# Need advice in ORGAN fast based orchestral music.



## danteson (Feb 19, 2014)

Hello, im new in this forum, i created an account, because i need advice, in this cattegory of music. I need some fast based orchestral music with organ for action scene, in my school theatre. Could someone recommend some good symphonies? Place to buy them would be great also,but i can search that myself too. Thanks in advance.


----------



## echmain (Jan 18, 2013)

> I need some fast based orchestral music

Do you mean fast paced? (or possibly fact based?)


----------



## Xaltotun (Sep 3, 2010)

My knowledge of organ-based music is feeble, but the finale of Saint-Saëns' "Organ symphony" is rather fast-paced and would probably fit an action scene. It doesn't include _that_ much organ, though.


----------



## danteson (Feb 19, 2014)

echmain said:


> > I need some fast based orchestral music
> 
> Do you mean fast paced? (or possibly fact based?)

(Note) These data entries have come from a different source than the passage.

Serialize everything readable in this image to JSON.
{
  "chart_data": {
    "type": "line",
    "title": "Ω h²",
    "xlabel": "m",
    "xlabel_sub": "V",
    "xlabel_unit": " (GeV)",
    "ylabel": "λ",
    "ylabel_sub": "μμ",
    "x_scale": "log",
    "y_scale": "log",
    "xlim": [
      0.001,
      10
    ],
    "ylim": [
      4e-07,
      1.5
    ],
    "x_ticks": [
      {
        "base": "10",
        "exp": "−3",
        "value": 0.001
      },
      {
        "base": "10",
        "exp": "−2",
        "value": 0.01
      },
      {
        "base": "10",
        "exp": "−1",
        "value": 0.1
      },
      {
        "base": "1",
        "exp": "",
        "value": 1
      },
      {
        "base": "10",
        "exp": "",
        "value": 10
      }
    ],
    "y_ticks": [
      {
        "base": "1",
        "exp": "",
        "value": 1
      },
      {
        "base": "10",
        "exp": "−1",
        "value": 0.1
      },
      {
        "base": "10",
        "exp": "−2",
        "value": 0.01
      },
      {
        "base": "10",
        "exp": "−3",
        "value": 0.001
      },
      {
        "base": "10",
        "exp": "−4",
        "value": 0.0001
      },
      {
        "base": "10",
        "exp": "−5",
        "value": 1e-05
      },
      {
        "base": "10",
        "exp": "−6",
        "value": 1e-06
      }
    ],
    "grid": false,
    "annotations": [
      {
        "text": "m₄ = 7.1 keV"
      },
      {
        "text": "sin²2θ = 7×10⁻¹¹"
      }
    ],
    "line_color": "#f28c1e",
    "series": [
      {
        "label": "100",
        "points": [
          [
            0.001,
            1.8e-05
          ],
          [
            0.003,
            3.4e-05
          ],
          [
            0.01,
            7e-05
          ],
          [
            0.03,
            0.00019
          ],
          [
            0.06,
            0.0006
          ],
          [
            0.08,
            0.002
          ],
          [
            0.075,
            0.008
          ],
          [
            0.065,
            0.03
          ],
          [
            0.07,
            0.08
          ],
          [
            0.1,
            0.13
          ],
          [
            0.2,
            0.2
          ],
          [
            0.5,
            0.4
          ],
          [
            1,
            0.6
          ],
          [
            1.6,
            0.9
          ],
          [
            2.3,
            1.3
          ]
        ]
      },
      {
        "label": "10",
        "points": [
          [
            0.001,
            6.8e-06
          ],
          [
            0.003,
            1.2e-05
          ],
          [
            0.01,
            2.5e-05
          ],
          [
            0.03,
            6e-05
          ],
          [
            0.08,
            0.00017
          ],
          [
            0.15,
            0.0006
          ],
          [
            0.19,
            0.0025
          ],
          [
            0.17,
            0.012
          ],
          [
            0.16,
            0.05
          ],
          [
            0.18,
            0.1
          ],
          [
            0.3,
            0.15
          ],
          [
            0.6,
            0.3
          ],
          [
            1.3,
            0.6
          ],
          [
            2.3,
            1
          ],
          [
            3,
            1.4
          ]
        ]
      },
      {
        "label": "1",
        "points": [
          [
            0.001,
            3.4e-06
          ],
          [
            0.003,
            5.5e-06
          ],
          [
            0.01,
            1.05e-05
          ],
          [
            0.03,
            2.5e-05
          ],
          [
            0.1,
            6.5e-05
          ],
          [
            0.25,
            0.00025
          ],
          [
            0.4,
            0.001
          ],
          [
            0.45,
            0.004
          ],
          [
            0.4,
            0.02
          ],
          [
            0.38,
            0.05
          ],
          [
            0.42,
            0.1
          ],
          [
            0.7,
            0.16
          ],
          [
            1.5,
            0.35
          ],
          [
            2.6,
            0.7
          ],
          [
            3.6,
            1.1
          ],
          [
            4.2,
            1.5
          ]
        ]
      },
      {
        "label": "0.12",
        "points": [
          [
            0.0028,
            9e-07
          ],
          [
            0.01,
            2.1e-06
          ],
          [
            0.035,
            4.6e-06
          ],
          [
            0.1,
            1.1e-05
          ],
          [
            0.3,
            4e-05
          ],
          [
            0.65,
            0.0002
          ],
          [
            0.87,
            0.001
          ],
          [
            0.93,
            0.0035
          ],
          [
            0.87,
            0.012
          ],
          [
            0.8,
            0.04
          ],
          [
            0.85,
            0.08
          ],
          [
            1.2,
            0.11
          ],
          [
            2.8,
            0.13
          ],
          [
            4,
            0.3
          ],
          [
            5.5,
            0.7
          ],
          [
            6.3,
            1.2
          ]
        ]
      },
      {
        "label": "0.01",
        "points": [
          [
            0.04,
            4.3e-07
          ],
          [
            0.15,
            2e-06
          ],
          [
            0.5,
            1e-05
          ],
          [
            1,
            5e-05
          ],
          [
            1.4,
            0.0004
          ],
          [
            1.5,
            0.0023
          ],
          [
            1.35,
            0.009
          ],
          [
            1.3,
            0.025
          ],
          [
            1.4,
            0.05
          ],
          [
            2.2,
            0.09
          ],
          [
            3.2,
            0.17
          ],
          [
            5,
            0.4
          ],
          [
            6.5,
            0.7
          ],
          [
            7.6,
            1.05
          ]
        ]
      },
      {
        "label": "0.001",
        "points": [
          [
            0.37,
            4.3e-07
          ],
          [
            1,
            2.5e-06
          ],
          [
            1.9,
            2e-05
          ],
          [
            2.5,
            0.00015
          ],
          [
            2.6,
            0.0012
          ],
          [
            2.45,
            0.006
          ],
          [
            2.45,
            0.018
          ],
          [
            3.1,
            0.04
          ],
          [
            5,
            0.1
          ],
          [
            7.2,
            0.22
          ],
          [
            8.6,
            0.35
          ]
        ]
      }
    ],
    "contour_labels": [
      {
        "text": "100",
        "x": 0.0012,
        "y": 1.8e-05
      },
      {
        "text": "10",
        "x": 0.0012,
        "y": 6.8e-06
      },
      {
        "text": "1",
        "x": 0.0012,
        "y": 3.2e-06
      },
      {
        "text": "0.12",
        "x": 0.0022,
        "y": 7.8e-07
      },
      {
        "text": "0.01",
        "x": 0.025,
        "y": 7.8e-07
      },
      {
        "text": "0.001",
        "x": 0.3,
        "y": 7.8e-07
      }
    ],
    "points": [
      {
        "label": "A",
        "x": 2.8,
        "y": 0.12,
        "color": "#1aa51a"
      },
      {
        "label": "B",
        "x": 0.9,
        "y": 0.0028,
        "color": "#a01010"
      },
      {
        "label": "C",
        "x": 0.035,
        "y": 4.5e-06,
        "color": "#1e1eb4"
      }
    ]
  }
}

Sry i meant fast-paced yes


----------



## ptr (Jan 22, 2013)

Define "fast paced"! And how long does the music need to be?

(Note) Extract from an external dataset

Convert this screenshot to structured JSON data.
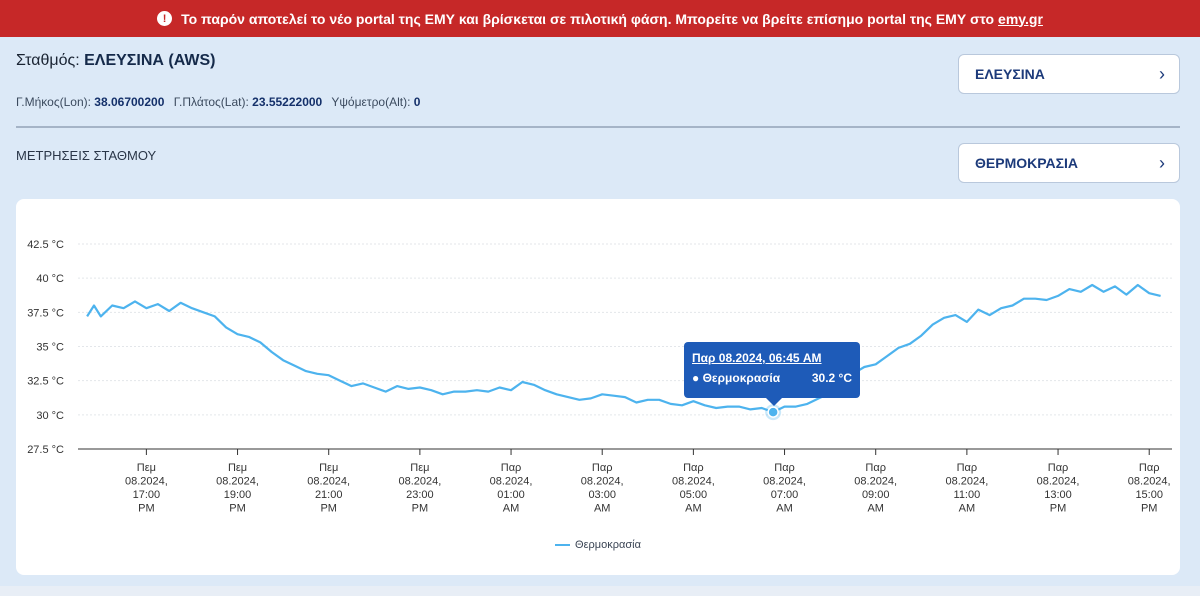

Of the top of my head, maybe the Finale of Petr Eben's Second Concerto for Organ and Orchestra and also perhaps the Finale of Alexandre Guilmant's first Organ Symphony Op 42.. Most other works with Organ and Orchestra I can think of at the moment don't really close in on "fast paced"! (I honestly don't believe that "Fast Paced" + Organ and Orchestra is very common!)

ad; There are Parts of Michael Berkeley's Organ Concertos that is quite fast (and very intense), and Steve Reich's Music For Mallet Instruments, Voices, And Organ (even if not with Orchestra) is slightly fast at moments... :angel:

/ptr


----------



## danteson (Feb 19, 2014)

Thank you alot!


----------



## Blake (Nov 6, 2013)

Handel's organ concertos really lights up.


----------



## GioCar (Oct 30, 2013)

Maybe this could fit your needs:

Lou Harrison - Concerto for Organ with Percussion Orchestra

Here's a nice recording:










the fifth movement (allegro)


----------



## PetrB (Feb 28, 2012)

Poulenc ~ Concerto for Organ, Strings and Timpani
There are some up-tempo sections in this piece... you will have to listen through and see if any meet the sort of character you are looking for. 
Two good performances....


----------



## Guest (Feb 20, 2014)

I think what you really want is Khachaturian's third symphony.






Try to find Stokowki's recording of it. It's quicker than any other I've ever heard.


----------